Search code examples
pandasscikit-learnone-hot-encoding

How can I recode 53k unique addresses (saved as objects) w/o One-Hot-Encoding in Pandas?


My data frame has 3.8 million rows and 20 or so features, many of which are categorical. After paring down the number of features, I can "dummy up" one critical column with 20 or so categories and my COLAB with (allegedly) TPU running won't crash.

But there's another column with about 53,000 unique values. Trying to "dummy up" this feature crashes my session. I can't ditch this column.

I've looked up target encoding, but the data set is very imbalanced and I'm concerned about target leakage. Is there a way around this?

EDIT: My target variable is a simple binary one.


Solution

  • Without knowing more details of the problem/feature, there's no obvious way to do this.
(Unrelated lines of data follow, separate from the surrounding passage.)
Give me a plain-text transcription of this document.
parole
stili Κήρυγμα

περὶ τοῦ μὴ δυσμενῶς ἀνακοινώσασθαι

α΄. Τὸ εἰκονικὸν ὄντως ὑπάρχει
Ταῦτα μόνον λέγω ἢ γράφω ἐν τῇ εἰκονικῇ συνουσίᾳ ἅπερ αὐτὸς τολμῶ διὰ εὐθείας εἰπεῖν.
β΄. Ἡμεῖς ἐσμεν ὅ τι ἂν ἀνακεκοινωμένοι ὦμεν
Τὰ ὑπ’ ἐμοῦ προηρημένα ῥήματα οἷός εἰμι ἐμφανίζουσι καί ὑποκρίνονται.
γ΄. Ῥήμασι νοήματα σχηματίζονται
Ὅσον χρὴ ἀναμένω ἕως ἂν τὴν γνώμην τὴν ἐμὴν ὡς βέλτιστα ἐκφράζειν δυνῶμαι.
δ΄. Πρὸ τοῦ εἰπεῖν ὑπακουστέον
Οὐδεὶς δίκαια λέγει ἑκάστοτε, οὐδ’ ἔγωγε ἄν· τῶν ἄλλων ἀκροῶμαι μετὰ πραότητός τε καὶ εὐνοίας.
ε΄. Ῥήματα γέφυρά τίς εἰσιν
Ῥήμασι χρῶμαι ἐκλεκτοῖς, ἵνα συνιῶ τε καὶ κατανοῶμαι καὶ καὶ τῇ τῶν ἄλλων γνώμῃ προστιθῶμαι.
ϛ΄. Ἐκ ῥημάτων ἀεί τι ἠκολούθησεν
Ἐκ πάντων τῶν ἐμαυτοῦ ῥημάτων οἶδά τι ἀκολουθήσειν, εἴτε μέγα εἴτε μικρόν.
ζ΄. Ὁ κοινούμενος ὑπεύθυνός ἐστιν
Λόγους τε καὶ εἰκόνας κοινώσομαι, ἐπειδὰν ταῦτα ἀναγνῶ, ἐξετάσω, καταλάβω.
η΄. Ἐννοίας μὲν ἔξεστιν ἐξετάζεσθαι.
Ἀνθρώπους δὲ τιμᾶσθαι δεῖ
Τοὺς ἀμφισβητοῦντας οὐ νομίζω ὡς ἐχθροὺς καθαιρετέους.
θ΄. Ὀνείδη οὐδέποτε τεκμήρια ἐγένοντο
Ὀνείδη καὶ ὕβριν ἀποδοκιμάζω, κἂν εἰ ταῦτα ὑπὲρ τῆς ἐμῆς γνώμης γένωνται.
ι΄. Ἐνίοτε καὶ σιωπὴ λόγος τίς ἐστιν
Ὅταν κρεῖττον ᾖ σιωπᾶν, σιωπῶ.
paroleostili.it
This is the part of Data Science/Machine Learning that is an art, not a science. A couple ideas:

    1. One hot encode everything, then use a dimensionality reduction algorithm to remove some of the columns (PCA, SVD, etc).
    2. Only one hot encode some values (say limit it to 10 or 100 categories, rather than 53,000), then for the rest, use an "other" category.
    3. If it's possible to construct an embedding for these variables (Not always possible), you can explore this.
    4. Group/bin the values in the columns by some underlying feature. I.e. if the feature is something like days_since_X, bin it by 100 or something. Or if it's names of animals, group it by type instead (mammal, reptile, etc.)